Klaphake’s final argument is that the district court abused its discretion by rejecting the custody evaluator’s recommendation for joint physical custody.  A district court is not bound by an expert’s recommendation, and the court may reject the recommendation, without explanation, if it makes detailed findings that demonstrate full consideration of the factors addressed in the custody study.  Rutanen v. Olson, 475 N.W.2d 100, 104 (Minn. App. 1991).  We have held, however, that when the court does not follow the evaluator’s recommendation, the need for particularized findings is heightened.  Rogge v. Rogge, 509 N.W.2d 163, 166 (Minn. App. 1993) (finding error when district court did not follow custody-study recommendation and failed to address all statutory best-interests factors), review denied (Minn. Jan. 28, 1994).

The custody evaluator provided a report that summarized her observations of Klaphake and Plamann and her opinion of their individual interactions with MBP.  She then evaluated the facts based on the best-interests factors of Minn. Stat. § 518.17, subd. 1(a), and recommended that the court grant joint physical custody.  She based her recommendation on the belief that the parties could eventually cooperate, and a joint-custody arrangement would be in MBP’s best interests.  The district court specifically addressed each statutory best-interests factor and provided an accompanying memorandum explaining why it determined granting Plamann sole physical custody was in MBP’s best interests.  See Rutanen, 475 N.W.2d at 104 (finding no error when district court did not follow custody-study recommendation but made detailed findings demonstrating that it “conscientiously and thoroughly considered the best interests of the children consistent with all factors set forth in Minn. Stat. § 518.17” before granting custody). 
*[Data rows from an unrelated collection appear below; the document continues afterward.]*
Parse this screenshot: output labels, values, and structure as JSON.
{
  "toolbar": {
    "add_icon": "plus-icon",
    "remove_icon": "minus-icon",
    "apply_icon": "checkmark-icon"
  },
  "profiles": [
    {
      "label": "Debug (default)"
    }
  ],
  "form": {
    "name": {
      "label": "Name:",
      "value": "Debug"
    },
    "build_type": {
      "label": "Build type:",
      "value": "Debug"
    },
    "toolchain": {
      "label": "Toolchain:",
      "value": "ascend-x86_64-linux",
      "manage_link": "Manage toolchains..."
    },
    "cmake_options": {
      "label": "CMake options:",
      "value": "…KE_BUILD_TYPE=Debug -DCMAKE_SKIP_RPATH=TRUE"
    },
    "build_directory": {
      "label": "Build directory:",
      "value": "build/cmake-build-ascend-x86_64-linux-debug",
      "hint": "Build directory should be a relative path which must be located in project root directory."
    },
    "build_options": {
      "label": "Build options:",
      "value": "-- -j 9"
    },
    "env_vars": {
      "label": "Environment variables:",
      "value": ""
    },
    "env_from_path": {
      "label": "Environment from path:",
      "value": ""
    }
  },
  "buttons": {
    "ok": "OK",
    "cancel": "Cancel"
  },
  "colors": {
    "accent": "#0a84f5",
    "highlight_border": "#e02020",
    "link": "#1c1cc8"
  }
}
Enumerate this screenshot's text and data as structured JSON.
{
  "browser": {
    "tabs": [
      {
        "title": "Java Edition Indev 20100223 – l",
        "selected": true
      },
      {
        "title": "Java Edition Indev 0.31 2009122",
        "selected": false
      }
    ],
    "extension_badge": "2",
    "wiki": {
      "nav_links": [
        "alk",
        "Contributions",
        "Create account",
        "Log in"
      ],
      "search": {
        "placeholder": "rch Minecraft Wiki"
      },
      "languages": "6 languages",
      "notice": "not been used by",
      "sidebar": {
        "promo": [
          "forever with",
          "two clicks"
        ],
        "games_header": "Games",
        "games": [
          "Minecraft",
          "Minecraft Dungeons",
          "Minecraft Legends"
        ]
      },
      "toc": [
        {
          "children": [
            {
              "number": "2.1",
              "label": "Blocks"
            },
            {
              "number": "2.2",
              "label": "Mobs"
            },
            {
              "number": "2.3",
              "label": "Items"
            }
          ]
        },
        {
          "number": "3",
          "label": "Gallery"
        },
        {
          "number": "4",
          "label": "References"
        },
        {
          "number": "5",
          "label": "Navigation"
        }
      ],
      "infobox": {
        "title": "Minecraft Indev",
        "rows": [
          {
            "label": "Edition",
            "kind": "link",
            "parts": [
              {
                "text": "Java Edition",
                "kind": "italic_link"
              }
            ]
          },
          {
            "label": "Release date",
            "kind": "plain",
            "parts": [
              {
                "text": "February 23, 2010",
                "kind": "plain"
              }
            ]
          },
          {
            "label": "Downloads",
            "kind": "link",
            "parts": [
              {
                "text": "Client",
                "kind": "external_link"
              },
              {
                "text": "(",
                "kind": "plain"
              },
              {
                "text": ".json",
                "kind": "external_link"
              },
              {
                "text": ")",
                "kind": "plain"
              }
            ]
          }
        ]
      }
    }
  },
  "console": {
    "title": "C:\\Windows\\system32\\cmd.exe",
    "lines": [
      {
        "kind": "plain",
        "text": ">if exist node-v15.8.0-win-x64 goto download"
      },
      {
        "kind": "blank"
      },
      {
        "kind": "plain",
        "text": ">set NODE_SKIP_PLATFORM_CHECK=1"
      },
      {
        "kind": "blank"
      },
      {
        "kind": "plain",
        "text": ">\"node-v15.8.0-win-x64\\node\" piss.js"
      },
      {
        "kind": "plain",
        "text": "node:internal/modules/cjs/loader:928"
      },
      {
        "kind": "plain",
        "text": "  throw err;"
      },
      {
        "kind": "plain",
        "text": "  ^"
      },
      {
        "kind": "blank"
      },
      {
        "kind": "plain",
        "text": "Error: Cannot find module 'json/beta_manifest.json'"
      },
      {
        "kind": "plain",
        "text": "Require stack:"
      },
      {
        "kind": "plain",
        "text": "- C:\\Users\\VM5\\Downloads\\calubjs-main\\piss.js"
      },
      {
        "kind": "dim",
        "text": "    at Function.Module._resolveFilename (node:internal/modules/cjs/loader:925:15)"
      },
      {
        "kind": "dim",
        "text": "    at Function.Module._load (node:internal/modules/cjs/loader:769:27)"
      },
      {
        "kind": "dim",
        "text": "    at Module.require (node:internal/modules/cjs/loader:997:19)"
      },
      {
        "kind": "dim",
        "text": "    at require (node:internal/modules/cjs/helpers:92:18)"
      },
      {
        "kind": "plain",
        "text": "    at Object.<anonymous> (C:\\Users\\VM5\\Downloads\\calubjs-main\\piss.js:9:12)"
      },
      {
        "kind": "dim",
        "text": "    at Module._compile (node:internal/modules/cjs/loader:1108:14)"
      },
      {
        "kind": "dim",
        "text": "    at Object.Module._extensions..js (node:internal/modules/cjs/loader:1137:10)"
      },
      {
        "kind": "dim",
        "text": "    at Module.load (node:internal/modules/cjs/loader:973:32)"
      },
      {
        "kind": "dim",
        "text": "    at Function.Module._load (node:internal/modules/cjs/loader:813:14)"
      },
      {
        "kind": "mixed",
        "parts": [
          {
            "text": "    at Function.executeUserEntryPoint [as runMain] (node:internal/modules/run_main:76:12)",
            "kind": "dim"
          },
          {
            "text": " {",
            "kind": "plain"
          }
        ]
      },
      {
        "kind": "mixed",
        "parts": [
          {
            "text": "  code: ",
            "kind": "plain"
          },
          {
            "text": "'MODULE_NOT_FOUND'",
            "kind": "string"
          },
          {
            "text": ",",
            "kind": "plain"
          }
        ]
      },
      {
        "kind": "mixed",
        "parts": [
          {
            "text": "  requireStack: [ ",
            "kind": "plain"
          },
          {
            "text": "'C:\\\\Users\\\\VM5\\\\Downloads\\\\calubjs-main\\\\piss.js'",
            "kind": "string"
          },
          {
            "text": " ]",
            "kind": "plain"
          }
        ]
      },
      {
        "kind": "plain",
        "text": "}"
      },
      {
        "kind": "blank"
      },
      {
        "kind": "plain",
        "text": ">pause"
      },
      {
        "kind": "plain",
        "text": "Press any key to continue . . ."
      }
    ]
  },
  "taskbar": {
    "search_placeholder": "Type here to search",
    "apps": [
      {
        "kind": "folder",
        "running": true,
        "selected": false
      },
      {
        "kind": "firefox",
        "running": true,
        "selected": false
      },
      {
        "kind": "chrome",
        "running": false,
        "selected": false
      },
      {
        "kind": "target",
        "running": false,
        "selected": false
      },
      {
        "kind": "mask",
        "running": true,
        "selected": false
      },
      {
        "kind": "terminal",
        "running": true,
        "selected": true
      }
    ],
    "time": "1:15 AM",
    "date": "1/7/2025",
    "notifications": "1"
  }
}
The district court rejected the evaluator’s recommendation because it disagreed with her belief that the parties could successfully cooperate and exercise joint physical custody in a way that would serve MBP’s best interests.  The record provides substantial evidence of Klaphake and Plamann’s inability to agree on parenting methods and to effectively cooperate in joint parental decision-making.  We also note that Klaphake did not request joint physical custody, and the district court was not asked to make the additional findings required for joint custody.  See Minn. Stat. § 518.17, subd. 2 (2004) (listing additional findings necessary when district court contemplates joint custody).

The district court carefully evaluated the evidence and provided a detailed analysis of the best-interests factors in light of the evidence.  Appellate review does not allow us to reweigh the evidence.  Instead, we determine whether the district court abused its discretion by making findings unsupported by the evidence or the applicable law.  Sefkow v. Sefkow, 427 N.W.2d 203, 210 (Minn. 1988).  We conclude that the district court did not abuse its discretion in making the custody decision.